В нем была собственноручная приписка господина Ценера, который довольно прозрачно намекал Коху, чтобы он искал преступников не среди проверенных людей, самоотверженно работающих в депо, а проявил бы больше усердия и сноровки в других местах. Это уж похоже было на то, что начальник подтрунивает над ним.
Прочтя эти приказы, Кох нахмурился. За последние месяцы таинственный дядя Костя стал ему поперек горла. Не будет у него, Коха, покоя до тех пор, пока не поймает этого проклятого диверсанта.
Он уже собирался итти в тюрьму, как позвонил телефон. Из трубки донесся голос инженера Заслонова:
— Простите, что так поздно беспокою вас, но я должен выполнить взятый на себя долг.
Инженер напоминал, что по его, господина Коха, приказу он должен явиться завтра в гестапо, но известия, полученные им, настолько важные, что он хочет передать их непременно сегодня.
— Так в чем же дело, вы можете притти ко мне в любое время дня и ночи.

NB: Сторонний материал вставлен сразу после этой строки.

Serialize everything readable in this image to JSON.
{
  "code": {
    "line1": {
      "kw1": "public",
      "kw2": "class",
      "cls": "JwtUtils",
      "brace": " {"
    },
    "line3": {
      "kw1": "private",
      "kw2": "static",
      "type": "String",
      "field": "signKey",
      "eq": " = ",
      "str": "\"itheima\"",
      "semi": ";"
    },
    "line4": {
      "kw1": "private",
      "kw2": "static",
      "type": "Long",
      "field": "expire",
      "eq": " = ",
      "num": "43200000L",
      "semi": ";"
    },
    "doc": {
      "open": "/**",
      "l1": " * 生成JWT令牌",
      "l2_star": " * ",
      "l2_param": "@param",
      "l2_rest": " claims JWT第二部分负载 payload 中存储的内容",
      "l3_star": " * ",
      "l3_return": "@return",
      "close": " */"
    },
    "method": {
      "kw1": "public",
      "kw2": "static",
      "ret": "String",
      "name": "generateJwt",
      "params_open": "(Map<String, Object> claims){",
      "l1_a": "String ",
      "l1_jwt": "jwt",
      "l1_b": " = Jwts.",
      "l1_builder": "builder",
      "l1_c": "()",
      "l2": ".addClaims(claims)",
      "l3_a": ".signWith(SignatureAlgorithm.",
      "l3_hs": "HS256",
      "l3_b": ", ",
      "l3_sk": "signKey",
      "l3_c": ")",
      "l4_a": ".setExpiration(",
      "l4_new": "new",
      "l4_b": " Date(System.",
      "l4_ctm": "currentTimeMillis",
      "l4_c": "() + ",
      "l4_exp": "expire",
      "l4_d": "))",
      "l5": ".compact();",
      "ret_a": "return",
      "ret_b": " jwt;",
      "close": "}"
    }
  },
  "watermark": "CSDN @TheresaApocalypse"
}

— К сожалению, не могу, уважаемый господин комиссар. Уже несколько дней за мной следят рабочие.
— Тогда я дам вам адрес человека, о котором я говорил вам в прошлый раз. Запишите… Записали? Если не застанете его, можете отправиться по другому адресу. Этот человек тоже вас примет, скажете ему, что по моему приказу. Если он не поверит, пусть позвонит мне.
Заслонов записал два адреса явочных квартир гестаповских резидентов. Он собрался уже положить трубку, когда Кох еще раз спросил:
— А что у вас там за срочные дела?
— Очень важные сведения, господин комиссар. О человеке, которого вы долгое время разыскиваете, о дяде Косте. Я напал на его следы.
В трубке слышно было, как Кох поперхнулся. Потом донеслось бульканье, — очевидно, господин комиссар налил стакан воды, чтобы напиться. Потом взволнованный голос спросил:
— Вы не шутите; господин инженер?
— Что вы, господин комиссар? Вы давно знаете, что у меня нет склонности к шуткам.
— Тогда… подождите… никуда не отлучайтесь из депо. Я сейчас буду у вас.
— Слушаю, господин комиссар.
Заслонов положил трубку, взглянув на Чичина, слыхавшего весь этот разговор, засмеялся:
— Что ж, скоро представимся господину комиссару гестапо. Надо же с ним как-то попрощаться. Не мешало бы потревожить и господина Вейса, но у него еще хватит хлопот, да и времени нет заниматься с ним.
И сразу нахмурился, посуровел:
— Вот что, Чичин! В нашем распоряжении, — инженер посмотрел на часы, — полчаса еще. Сейчас выдели две группы проворных хлопцев, человека по три, не больше. Возьми вот эти два адреса. Это квартиры гестаповских резидентов. Надо или взять их, или, если не представится возможность, прикончить на месте… Ну, понимаешь… Захватить документы, если окажутся. Да без особого там шума, крика. Проследи также, чтобы этот остолоп Кох не учинил какую-нибудь пакость, гляди, еще догадается обо всей этой комедии. Если будет двигаться с отрядом, предупреди. Ну, действуй!.
Инженер остался один в полуосвещенной конторе. Из-за перегородки долетали приглушенные звуки из депо, там шла обычная повседневная работа. Мерно тикали стенные часы, и, маятник, тускло поблескивавший, словно лунный диск, мерно раскачивался за мутным стеклом. Где-то на путях гудели паровозы. Вокруг шла привычная жизнь, налаженная работа.
Но это только казалось.
Осталась внешняя оболочка жизни. Самой жизни не было. Сколько радостных минут было пережито в этих прокопченных стенах. Как взволнованно билось сердце, когда всем коллективом встречали октябрьский и первомайский праздники, когда все вместе выслушивали приветственные телеграммы, обсуждали свои планы, свои победы. Жизнь шла полным ходом, и каждая удача радостно волновала всех. Депо держало первенство на дороге. Росло депо, росли перевозки, на глазах росло и крепло государство. И каждый чувствовал, что его труд — не последний в стране, что его достижения и победы вливаются в огромное русло многочисленных побед всего советского народа. И каждому хотелось трудиться так, чтобы от его работы богатела Родина, росла, становилась все могущественней и прекрасней на радость людям.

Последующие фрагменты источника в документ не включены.